Fig 6. NM23-H1 and pathogen NDPKs activation of the NLRP3 inflammasome pathway occurs without pyroptosome formation.

(A) Vitamin D₃ differentiated THP-1 ASC::GFP cells were treated for 6 hours with LPS and rNDPKs or for 3 hours with LPS to induce ASC::GFP protein with subsequent treatment with Nigericin for further 3 hours (LPS+Nig). ASC::GFP protein was visualized by immunofluorescent microscopy. (B) Immunofluorescent staining of ASC specks in Vitamin D3 differentiated wtTHP-1. Arrows indicate ASC specks. (C) Dot plot of the quantification of the number of ASC specks per total nuclei in THP-1 wild type. * p<0.05 compared to control, One-way ANOVA with Dunnet’s test within the same cell line. (D) Dot plot of the viability of Vitamin D3 differentiated THP-1 WT (WT, in blue), NLRP3 deficient (NLRP3def, in green) and Caspase-1 deficient (CASP1def, in pink) after treatment with nigericin, LPS, and rNDPKs. Viability was measured by flow cytometry and the Forward Scatter/Side Scatter parameters. * p<0.05, One-way ANOVA with Dunnet’s test within the same cell line. Averages are expressed as mean ± SEM.

Fig 7. NDPK induced Activation of NF-κB, secretion of IL-1β and IRF activation occur independently of TLR4 signaling.

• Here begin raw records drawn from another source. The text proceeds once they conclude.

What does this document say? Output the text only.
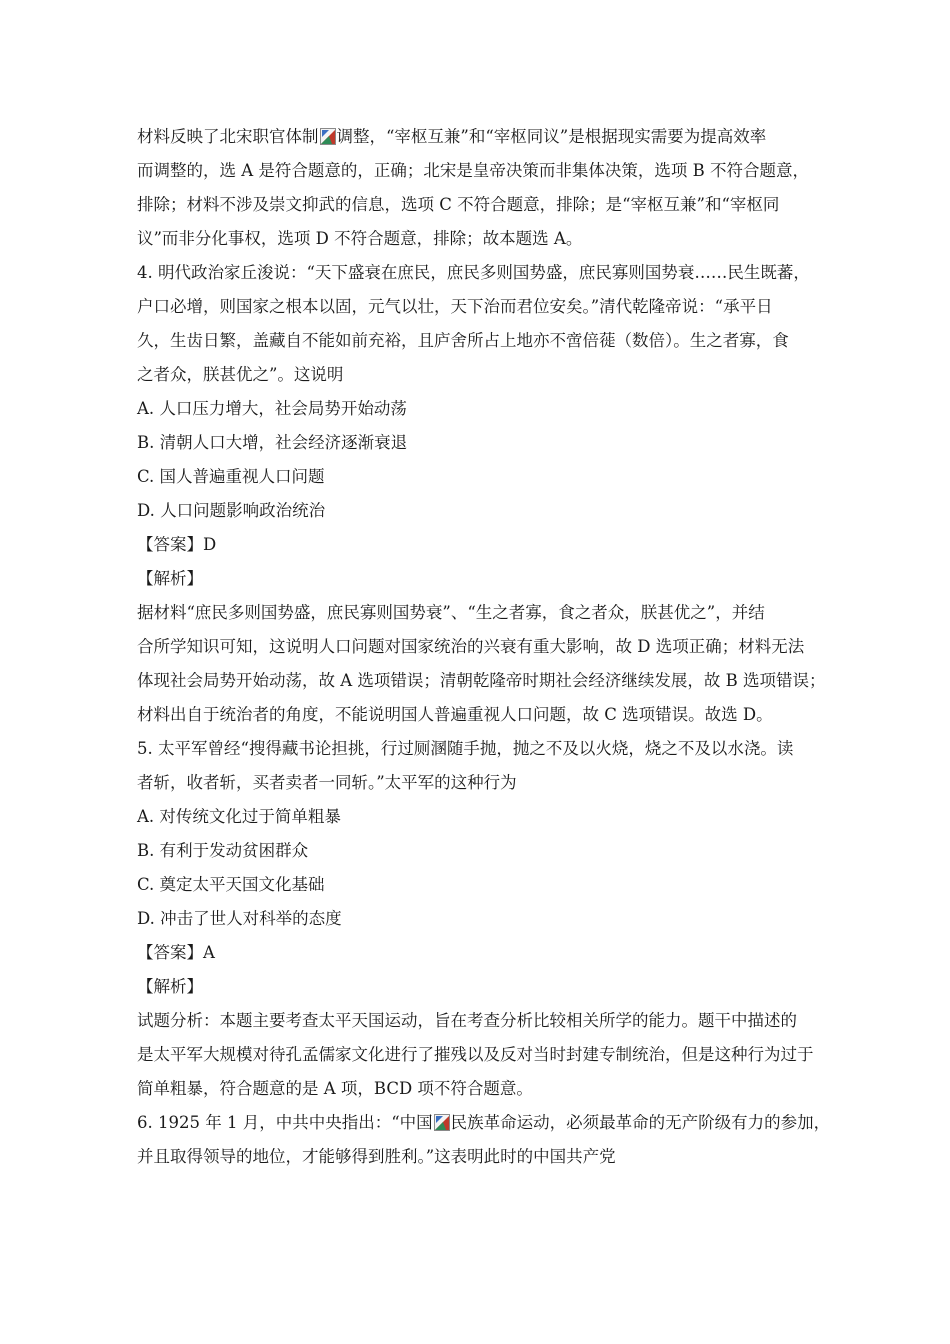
材料反映了北宋职官体制 调整，“宰枢互兼”和“宰枢同议”是根据现实需要为提高效率
而调整的，选 A 是符合题意的，正确；北宋是皇帝决策而非集体决策，选项 B 不符合题意，
排除；材料不涉及崇文抑武的信息，选项 C 不符合题意，排除；是“宰枢互兼”和“宰枢同
议”而非分化事权，选项 D 不符合题意，排除；故本题选 A。
4. 明代政治家丘浚说：“天下盛衰在庶民，庶民多则国势盛，庶民寡则国势衰……民生既蕃，
户口必增，则国家之根本以固，元气以壮，天下治而君位安矣。”清代乾隆帝说：“承平日
久，生齿日繁，盖藏自不能如前充裕，且庐舍所占上地亦不啻倍蓰（数倍）。生之者寡，食
之者众，朕甚优之”。这说明
A. 人口压力增大，社会局势开始动荡
B. 清朝人口大增，社会经济逐渐衰退
C. 国人普遍重视人口问题
D. 人口问题影响政治统治
【答案】D
【解析】
据材料“庶民多则国势盛，庶民寡则国势衰”、“生之者寡，食之者众，朕甚优之”，并结
合所学知识可知，这说明人口问题对国家统治的兴衰有重大影响，故 D 选项正确；材料无法
体现社会局势开始动荡，故 A 选项错误；清朝乾隆帝时期社会经济继续发展，故 B 选项错误；
材料出自于统治者的角度，不能说明国人普遍重视人口问题，故 C 选项错误。故选 D。
5. 太平军曾经“搜得藏书论担挑，行过厕溷随手抛，抛之不及以火烧，烧之不及以水浇。读
者斩，收者斩，买者卖者一同斩。”太平军的这种行为
A. 对传统文化过于简单粗暴
B. 有利于发动贫困群众
C. 奠定太平天国文化基础
D. 冲击了世人对科举的态度
【答案】A
【解析】
试题分析：本题主要考查太平天国运动，旨在考查分析比较相关所学的能力。题干中描述的
是太平军大规模对待孔孟儒家文化进行了摧残以及反对当时封建专制统治，但是这种行为过于
简单粗暴，符合题意的是 A 项，BCD 项不符合题意。
6. 1925 年 1 月，中共中央指出：“中国 民族革命运动，必须最革命的无产阶级有力的参加，
并且取得领导的地位，才能够得到胜利。”这表明此时的中国共产党
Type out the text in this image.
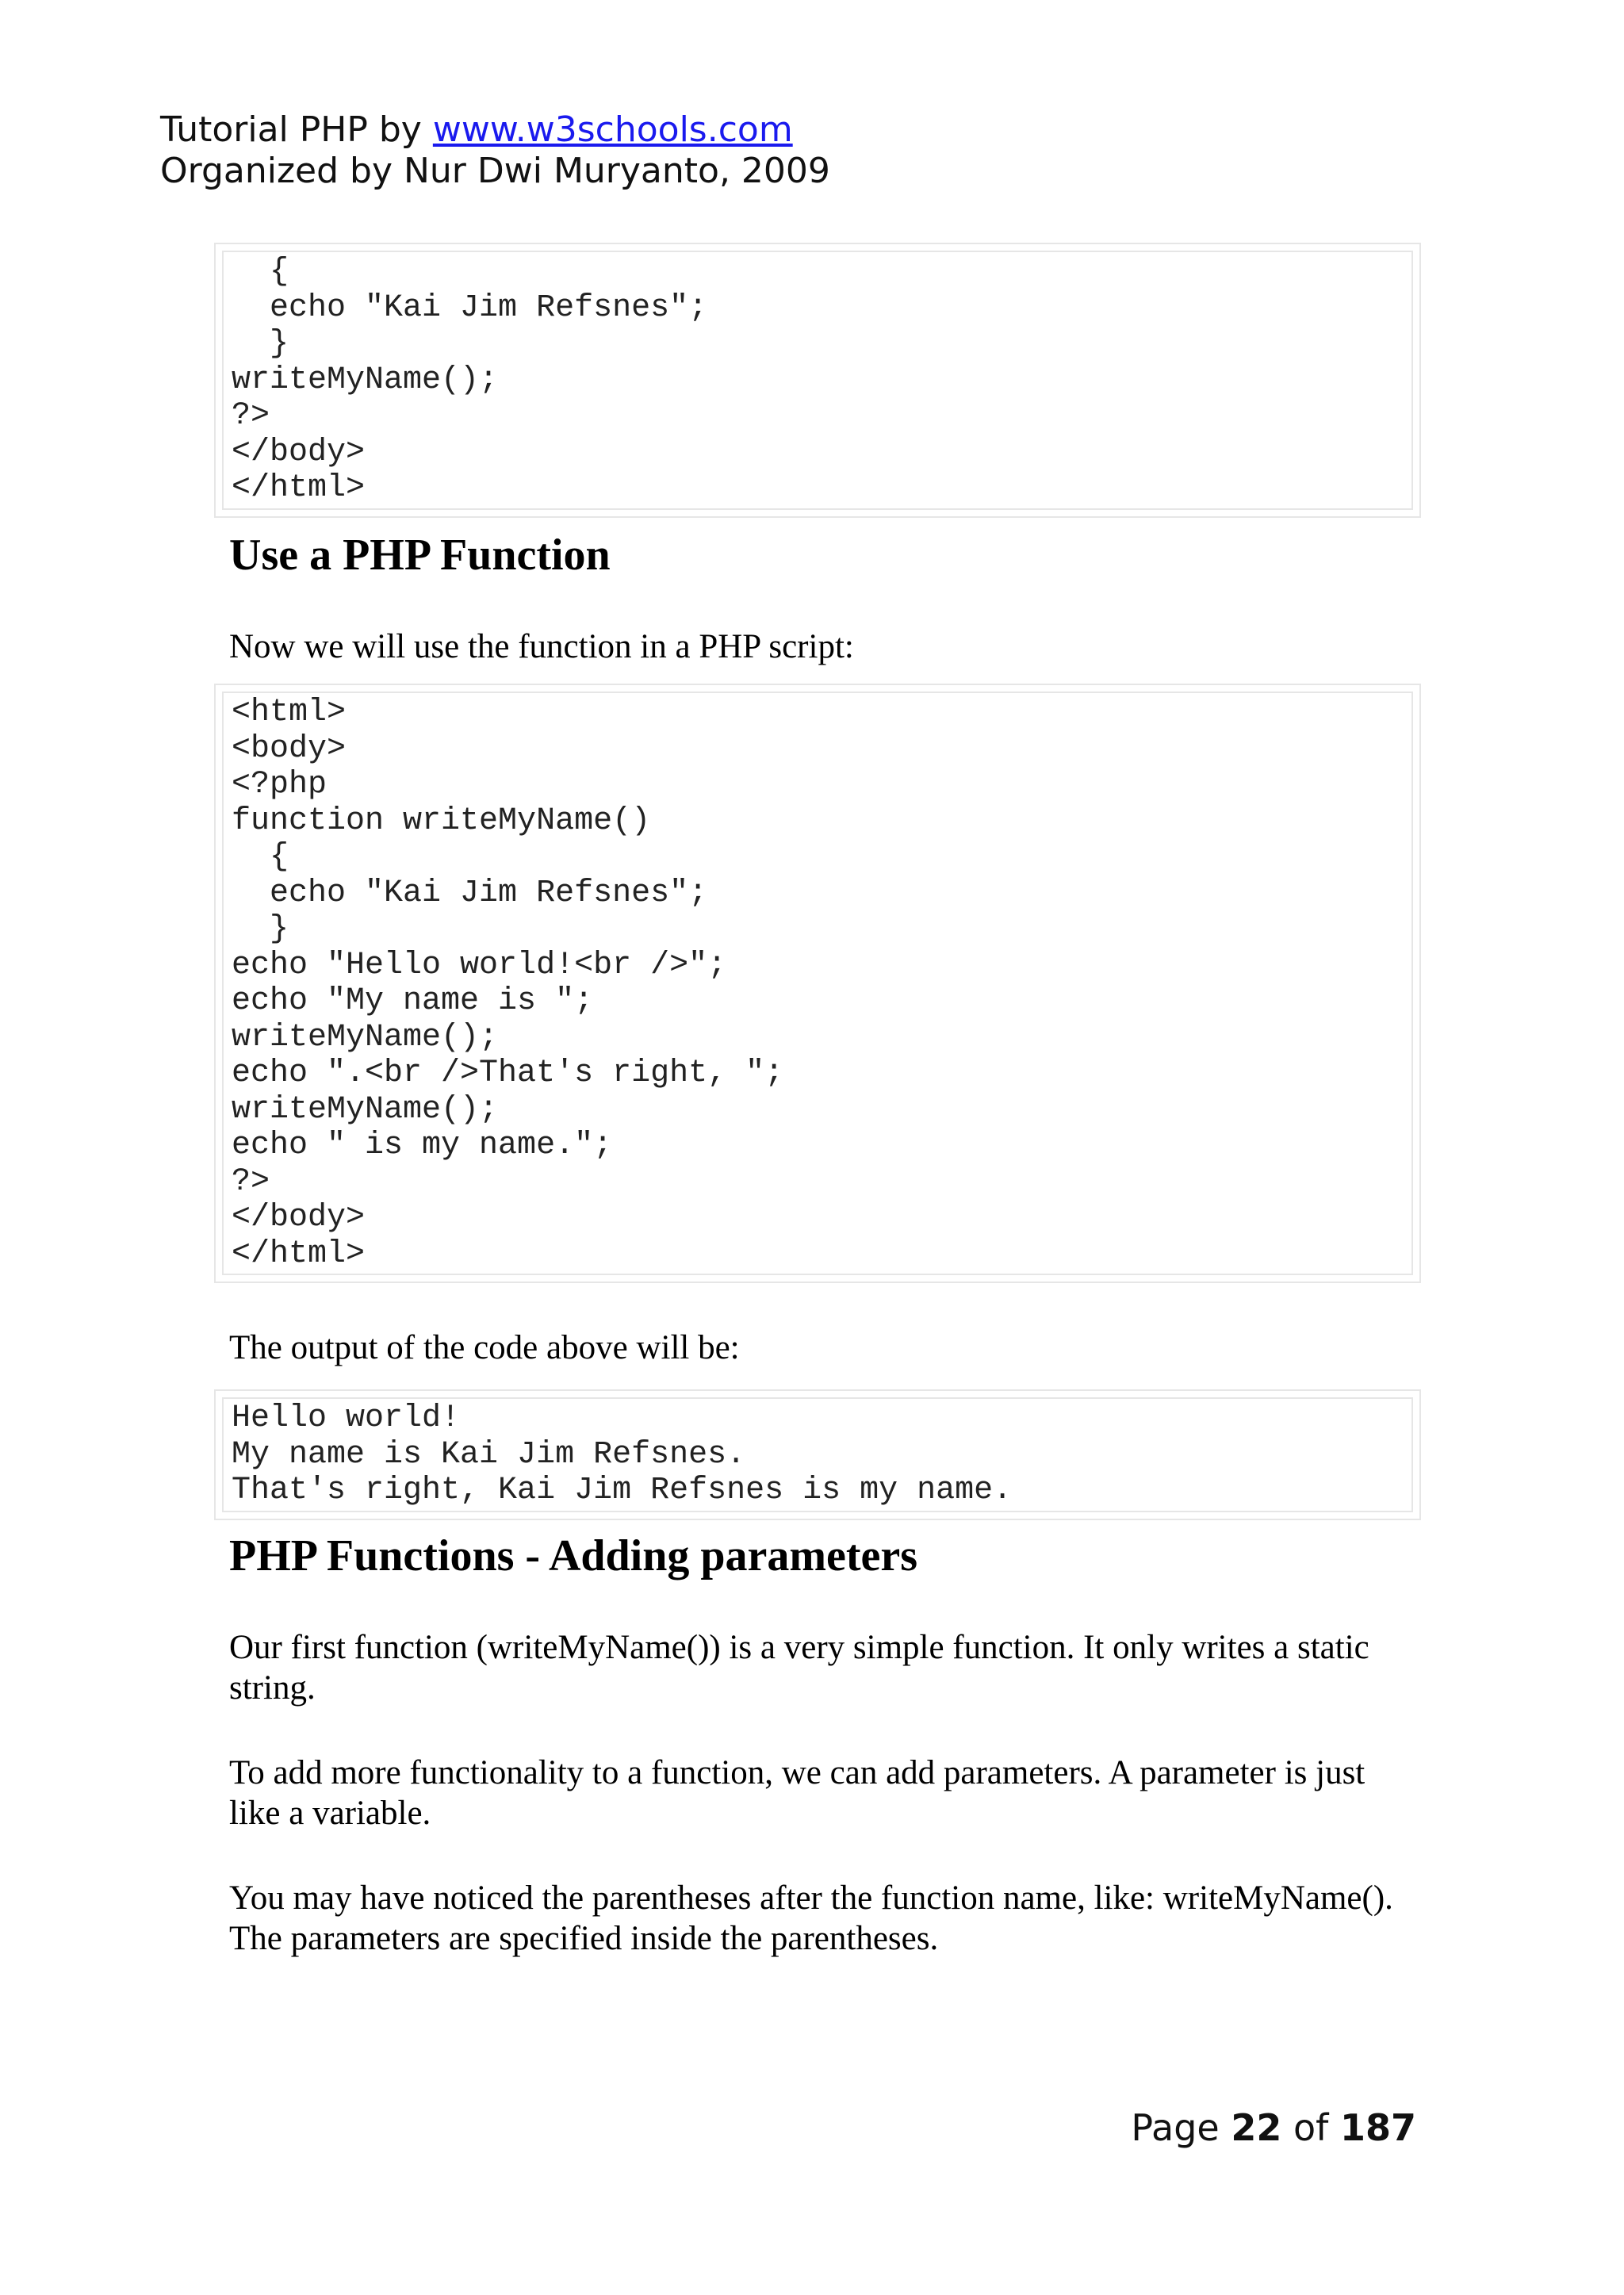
Tutorial PHP by www.w3schools.com
Organized by Nur Dwi Muryanto, 2009
{
echo "Kai Jim Refsnes";
}
writeMyName();
?>
</body>
</html>
Use a PHP Function

Now we will use the function in a PHP script:

<html>
<body>
<?php
function writeMyName()
{
echo "Kai Jim Refsnes";
}
echo "Hello world!<br />";
echo "My name is ";
writeMyName();
echo ".<br />That's right, ";
writeMyName();
echo " is my name.";
?>
</body>
</html>

The output of the code above will be:

Hello world!
My name is Kai Jim Refsnes.
That's right, Kai Jim Refsnes is my name.
PHP Functions - Adding parameters

Our first function (writeMyName()) is a very simple function. It only writes a static string.

To add more functionality to a function, we can add parameters. A parameter is just like a variable.

You may have noticed the parentheses after the function name, like: writeMyName(). The parameters are specified inside the parentheses.

Page 22 of 187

THP1-Dual (black closed circles) and THP1-Dual TLR4 KO (red open circles) were differentiated into monocytes with Vitamin D3. Following 18 hours exposure to the treatments shown, the following were measured: (A) NF-κB-SEAP reporter gene activity. (B) IL-1β ELISA of the conditioned media, and (C) IRF-Lucia-Luciferase reporter gene activity. (D) Data for IRF Lucia-Luciferase reporter gene activity were plotted against IL-1β ELISA results for Vitamin D3-differentiated THP1-Dual (black) and THP1-Dual TLR4 KO (red) monocytes. Line of fit is log¹⁰. PMB; polymyxin-B. TAK; TAK-242. Data are the mean of n = 4–6 ± SEM.